= Not happy, Jan! =

Line delivered by actress Deborah Kennedy in an Australian television advertisement

Deborah Kennedy's character delivers the now-famous line.

"Not happy, Jan!" is a line delivered by actress Deborah Kennedy in an Australian television advertisement from the year 2000. Due to the ad's popularity in Australia, the line entered the cultural vernacular as a catchphrase used to express a feeling of discontent.

==Background==
The television commercial from which the phrase originated was created by advertising agency Clemenger BBDO Melbourne for Sensis (the directories arm of Telstra), to promote the upcoming deadline for advertising in Australia's Yellow Pages. In the commercial, a businesswoman (Kennedy) has just discovered that one of her staff (Jan, played by Rhonda Doyle) has neglected to book an ad in the upcoming year's Yellow Pages. Realising they will have to wait another year, she calmly goes through some anger management techniques. When Jan runs away from work, Kennedy's unnamed character talks to herself and counts to ten before opening the window and shouting "Not... happy... Jan!" towards the fleeing figure of Jan. The phrase was ad-libbed by Kennedy on the day of shooting. The ad ended up becoming lucrative for Australia's Yellow Pages, with the words "Closing Soon. Call 132378" appearing on television from 2000 to 2003.
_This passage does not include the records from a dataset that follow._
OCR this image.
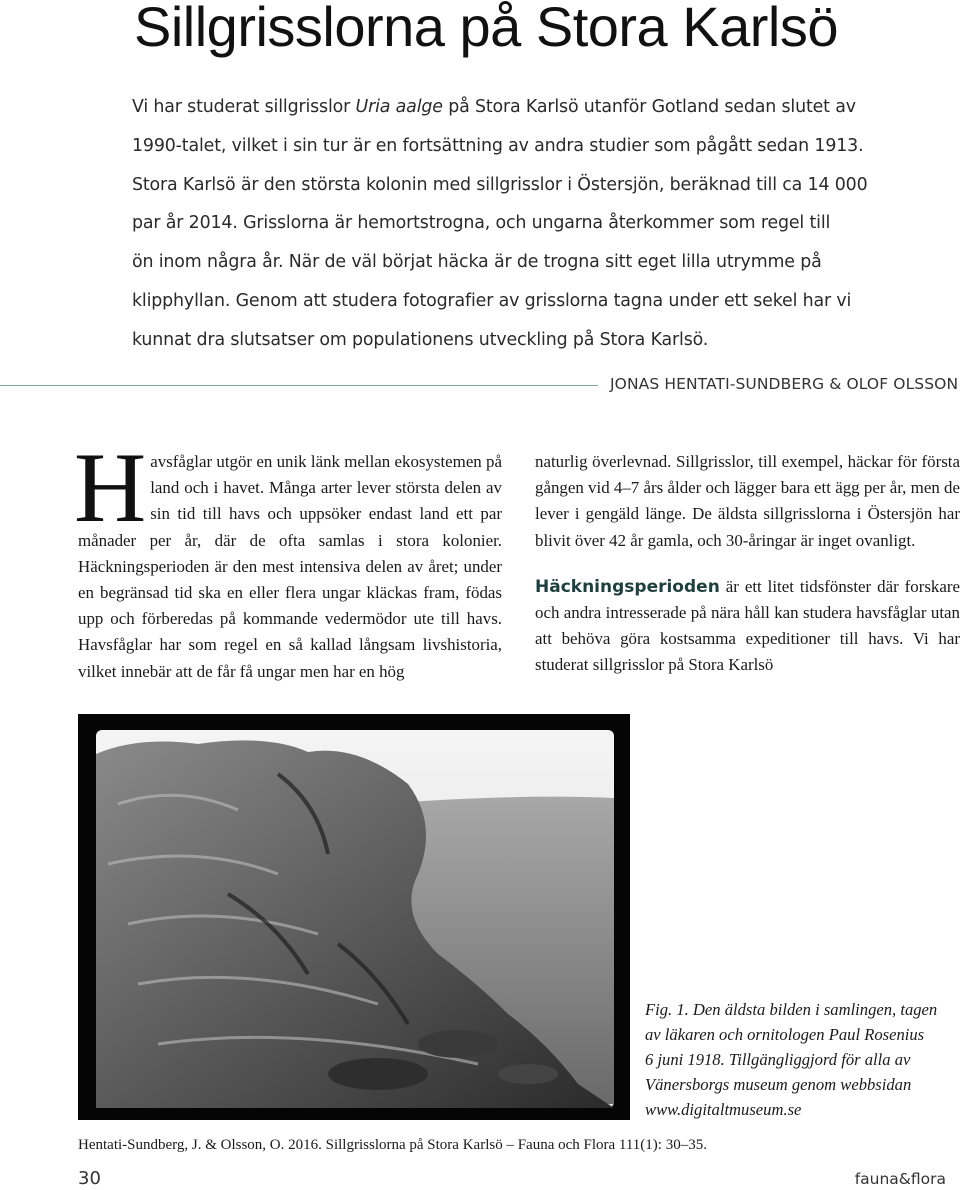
Sillgrisslorna på Stora Karlsö

Vi har studerat sillgrisslor Uria aalge på Stora Karlsö utanför Gotland sedan slutet av

1990-talet, vilket i sin tur är en fortsättning av andra studier som pågått sedan 1913.

Stora Karlsö är den största kolonin med sillgrisslor i Östersjön, beräknad till ca 14 000

par år 2014. Grisslorna är hemortstrogna, och ungarna återkommer som regel till

ön inom några år. När de väl börjat häcka är de trogna sitt eget lilla utrymme på

klipphyllan. Genom att studera fotografier av grisslorna tagna under ett sekel har vi

kunnat dra slutsatser om populationens utveckling på Stora Karlsö.

JONAS HENTATI-SUNDBERG & OLOF OLSSON

Havsfåglar utgör en unik länk mellan ekosystemen på land och i havet. Många arter lever största delen av sin tid till havs och uppsöker endast land ett par månader per år, där de ofta samlas i stora kolonier. Häckningsperioden är den mest intensiva delen av året; under en begränsad tid ska en eller flera ungar kläckas fram, födas upp och förberedas på kommande vedermödor ute till havs. Havsfåglar har som regel en så kallad långsam livshistoria, vilket innebär att de får få ungar men har en hög

naturlig överlevnad. Sillgrisslor, till exempel, häckar för första gången vid 4–7 års ålder och lägger bara ett ägg per år, men de lever i gengäld länge. De äldsta sillgrisslorna i Östersjön har blivit över 42 år gamla, och 30-åringar är inget ovanligt.

Häckningsperioden är ett litet tidsfönster där forskare och andra intresserade på nära håll kan studera havsfåglar utan att behöva göra kostsamma expeditioner till havs. Vi har studerat sillgrisslor på Stora Karlsö

Fig. 1. Den äldsta bilden i samlingen, tagen
av läkaren och ornitologen Paul Rosenius
6 juni 1918. Tillgängliggjord för alla av
Vänersborgs museum genom webbsidan
www.digitaltmuseum.se
Hentati-Sundberg, J. & Olsson, O. 2016. Sillgrisslorna på Stora Karlsö – Fauna och Flora 111(1): 30–35.
30	fauna&flora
Since the advertisement, "Not happy, Jan" has entered the Australian vernacular to express displeasure, particularly at a problem caused by another's negligence or incompetence. In the time immediately following the advertisement, it was usually said in a manner which mimicked the advertisement, but today is usually spoken with a casual, slightly stern tone. Understandably, women named Jan were particularly targeted.

The phrase was co-opted by the unsuccessful 'Not happy, John!' campaign, opposing the re-election of Australian Prime Minister John Howard in the 2004 federal election. The title of the campaign also became the title of a book detailing the negative aspects of the Howard Government. Both "Not happy, Jan", and "Not happy, John", are common noms de plume used in short letters to newspaper editors.

The commercial was featured on a 2005 episode of the Australian TV series 20 to One as one of the best Australian commercials of all time. The catchphrase "Not happy, Jan!" was also rated as best catchphrase in Australia on the similar TV series The Spearman Experiment in 2009.

The characters were relaunched in 2019, including a role reprisal with Deborah Kennedy, with the ad duplicated almost shot-for-shot as promotion for the re-launch of Darrell Lea chocolates, putting a twist on the end of the ad by having Darrell Lea chocolates calming Kennedy's character into forgiveness and having her character shout "No worries, Jan!". Sensis sent cease-and-desist requests to Darrell Lea confectionery company, their advertising agency Akkomplice, and the television stations broadcasting the updated commercial, which was acknowledged by Darrell Lea, who withdrew the ad and sardonically offered Yellow Pages chocolates to calm them down.